I'd say real police brutality is more than just mere excessive force where an individual officer got a little carried away. Probably the best definition would be an unacceptable act of violence used by agent(s) of the state on civilized citizen(s).

Over the years, the majority of police brutality claims came from riot, protest, or strike incidents where police weighed in with clubs and beat defenseless citizens.

Some of these clearly had racial overtones.

Unfortunately, there are many incidents where a single individual was brutalized at the hands of police officers.

The Rodney King case from Los Angeles in 1991 is one of the highest profile cases of true police brutality.

King was a construction worker who became nationally known after being beaten by LAPD officers following a high-speed chase.
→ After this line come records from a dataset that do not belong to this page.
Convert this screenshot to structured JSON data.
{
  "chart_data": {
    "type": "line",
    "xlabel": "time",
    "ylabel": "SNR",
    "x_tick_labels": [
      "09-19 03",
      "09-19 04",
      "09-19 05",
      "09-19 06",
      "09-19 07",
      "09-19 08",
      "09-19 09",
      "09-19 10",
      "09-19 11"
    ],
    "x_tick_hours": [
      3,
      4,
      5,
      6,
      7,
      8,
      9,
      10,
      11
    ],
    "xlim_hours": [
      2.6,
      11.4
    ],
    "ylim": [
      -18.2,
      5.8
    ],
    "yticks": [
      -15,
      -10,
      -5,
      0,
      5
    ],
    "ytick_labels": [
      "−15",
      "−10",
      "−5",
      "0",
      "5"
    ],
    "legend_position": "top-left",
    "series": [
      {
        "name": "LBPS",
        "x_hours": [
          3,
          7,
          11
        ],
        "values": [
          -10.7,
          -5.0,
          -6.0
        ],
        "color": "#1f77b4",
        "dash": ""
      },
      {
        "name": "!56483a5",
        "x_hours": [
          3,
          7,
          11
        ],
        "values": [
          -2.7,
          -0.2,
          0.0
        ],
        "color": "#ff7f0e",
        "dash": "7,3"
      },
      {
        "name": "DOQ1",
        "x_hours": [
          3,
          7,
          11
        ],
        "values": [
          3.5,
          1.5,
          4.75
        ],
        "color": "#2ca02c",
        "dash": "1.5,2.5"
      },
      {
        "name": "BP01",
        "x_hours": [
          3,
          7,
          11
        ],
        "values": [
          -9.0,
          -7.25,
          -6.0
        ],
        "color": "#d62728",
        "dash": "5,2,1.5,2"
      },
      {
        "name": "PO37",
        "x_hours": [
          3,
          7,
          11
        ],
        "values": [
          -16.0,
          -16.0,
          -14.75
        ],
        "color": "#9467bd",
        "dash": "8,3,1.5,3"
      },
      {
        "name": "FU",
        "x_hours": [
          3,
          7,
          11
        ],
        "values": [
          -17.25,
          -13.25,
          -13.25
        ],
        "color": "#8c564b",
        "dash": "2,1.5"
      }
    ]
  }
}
A witness videotaped the takedown which showed four officers surrounding King -- several of them striking him repeatedly with fists and batons while other officers stood by.

The footage aired around the world, inflaming outrage in cities where racial tensions were high and heating public outrage about police treatment of minorities.

Four officers were charged with assault with a deadly weapon and use of excessive force.

They were acquitted at the state level which triggered the 1992 Los Angeles Riots where 53 people were killed and over 2,000 were injured. The acquittals led to the federal government's obtaining grand jury indictments for violations of King's civil rights.

The four officers were tried in federal court with two being found guilty and imprisoned. The other two were again acquitted.

Vancouver, in Canada where I live, has a black eye from police brutality.

Robert Dziekanski
was a Polish citizen who was Tasered five times by four Royal Canadian Mounted Police officers during an arrest at Vancouver International Airport in 2007.

Dziekanski died at the scene.

This, too, was captured on video by a bystander and showed several of the Taser hits happened while Dziekanski was handcuffed on the floor.

A massive investigation took place. It recommended the officers not be criminally charged for using excessive force.

The public was outraged. They demanded an independent review.

A commission of inquiry took place over two years and ended with the judge severely chastising the officers for not only their brutality but their deceit during the legal process.

After nearly nine years, these officers are still in perjury trials and may end up in jail -- not for assault -- but for lying.

One of the biggest criticisms in police brutality accusations is the lack of impartiality when police investigate themselves.

Most jurisdictions now have agencies of independent oversight. Those aren't without flaw as they often rely on investigative expertise by hiring ex-cops.

The Independent Investigations Office in British Columbia>, for instance, is an example of a horribly dysfunctional agency. Recently, half the staff have been fired or quit.

There's also a number of citizen-based watchdogs.

Some are simply anti-authority cop-haters with an ax to grind and some are well-intentioned but misguided left-wing, bleeding heart, civil rights groupies with no experience in law enforcement and little grip on life on the street.

One of the seemingly credible groups is Copwatch. It's been around since 1990 and is a network of activist organizations in the United States and Canada that observe and document police activity while looking for signs of police misconduct and brutality.

My experience is the vast majority of police officers are sensible, controlled professionals who have a difficult job.

Once in a while -- yes -- there's a real sour lemon.

The sad reality is that individual cases of police excessive force will always occur -- most being incidents where tempers flare and things get carried away.

And, knowing some of the idiots that cops have to deal with on a daily basis, I'm surprised there aren't more brutal incidents.